Now hold on, I’m not just eating because I’m a glutton. This is something I’ve learnt the hard way. I wash my hair in pretty humid conditions, and it can take 45mins-1hr on a good day to complete. You know what happens if you have thick hair, you’re stuck in a humid room and your blood sugar’s low? You pass out, that’s what happens. There is a short list of ways in which I would like to die, slipping in the tub and cracking my head open so that the paramedics find me naked and bleeding, is not how I want to go. So full meal first, for the sake of myself and the paramedics’ eyes.

8:00pm: Stomach full of oxtail, hair full of olive oil I set camp in the bathroom. The door is locked and there’s a “Do Not Disturb” sign added for good measure (unless I scream while falling in the tub nekkid). I first detangle my hair using my wide toothed comb, have a small ceremony for the ball of hair I flush down the toilet, then begin the washing. I use this brand with the silhouette of a black lady and Africa on it. It’s green and got bits in it. I trust it more than I trust most people. I put on some D’Angelo and get to scrubbing (D’Angelo, if you didn’t know, is Frank Ocean before he was Frank Ocean. He dropped a fire album in the 90s, waited a decade, graced us with another album, waited 2 years and graced us with his latest. He and Mr Ocean are now going to hibernate for a few more years, satisfied that they have adequately soothed the hordes.)

I have an undercut for a variety of reasons that I’ll go into at some point in the future, but one benefit of having one is that it takes half the time to wash it. So instead of 30minutes, it takes about 15-20 to wash and rinse. Man, I’m gonna miss it when it grows out. Anyway, I then slather my hair with deep conditioner (orange this time, with bits), stick on a shower cap and sit under my cheap hood dryer that makes me look like I’m about to abduct a hick in the countryside. This goes on for 45minutes. Time to watch Catfish!

9:00pm: LMAO HE THINKS HE’S DATING KATY PERRY!

9:15pm: Alright, time to rinse

9:25pm: Time to blowdry! Many natural vloggers say that blowdrying is the devil but I’d rather the devil I know than 24hrs of damp as my hair slowly airdries like a wet sponge in  drizzle. To minimise heat damage, I towel dry most of it and then add some heat protectant before blowdrying on the lowest, coldest setting. Helping me is my one true love, the afro-pick attachment. Everyone should have one, even if your hair isn’t ‘afro’. It’s a blessing in disguise.

10:15pm: Tea break. My hair is dry and my arms are sore. I make a cup of tea, have a snack and contemplate baldness.

10:30pm: Let the twisting begin!

11:00pm: Still twisting.

Midnight: Still twisting. Have stopped only to load episodes of Catfish. Send help

12:15am: OW WRIST CRAMP

1:00am: I thought I was close to finishing… until I touched the top of my head and felt a huge tuft of hair.
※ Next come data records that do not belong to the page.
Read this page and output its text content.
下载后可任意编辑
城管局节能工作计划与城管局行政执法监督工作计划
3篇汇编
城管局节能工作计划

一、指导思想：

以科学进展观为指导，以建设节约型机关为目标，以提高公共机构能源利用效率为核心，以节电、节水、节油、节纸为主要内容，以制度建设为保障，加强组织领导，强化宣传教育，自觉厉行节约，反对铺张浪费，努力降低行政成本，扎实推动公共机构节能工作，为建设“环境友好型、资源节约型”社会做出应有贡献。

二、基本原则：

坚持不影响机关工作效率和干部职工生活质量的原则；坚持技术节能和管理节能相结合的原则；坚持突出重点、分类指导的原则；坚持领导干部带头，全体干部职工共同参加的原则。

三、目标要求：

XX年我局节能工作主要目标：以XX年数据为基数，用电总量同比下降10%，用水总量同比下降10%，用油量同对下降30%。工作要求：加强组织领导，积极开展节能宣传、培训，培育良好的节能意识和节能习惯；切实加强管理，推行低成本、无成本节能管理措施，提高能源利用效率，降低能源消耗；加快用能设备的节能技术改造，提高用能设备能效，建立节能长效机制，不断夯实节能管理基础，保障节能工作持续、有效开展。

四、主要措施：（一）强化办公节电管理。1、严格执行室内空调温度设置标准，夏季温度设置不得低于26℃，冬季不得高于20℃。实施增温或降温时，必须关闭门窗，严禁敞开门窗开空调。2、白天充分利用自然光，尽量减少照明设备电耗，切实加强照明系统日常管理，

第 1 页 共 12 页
Also I’m running out of unwatched Catfish episodes. End me.

1:30am: I’m down to my last packet of fake hair and my last tuft of real hair. The end is in sight. I hear the angels singing. I feel blessed.

1:35am: OW WRIST CRAMP

2:00am: Almost there…

2:15am: DONE.

From start to end, and not counting my slowly growing undercut, it has taken me 7hrs15min. I have used 3 packets of hair, and my biceps feel so toned now, like I’ve done 200 bicep curls. My butt is asleep, my legs are asleep and I’m close to following suit.

When I first agreed to do this, another friend asked why white people find our hair so mysterious considering that none of us have ever really been curious about white hair. It speaks volumes that mainstream media is so Eurocentric that we all have a basic idea of highlights, flatirons, asymmetric bobs and dry shampoo, but cornrows are a mindblowing concept, and it wasn’t something I realised until the conversation occured. I can’t help but feel that we’ve got a long way to go when it comes to representation in the media before our norms can be considered everyone’s norms.

But that will happen tomorrow. I’m going to bed.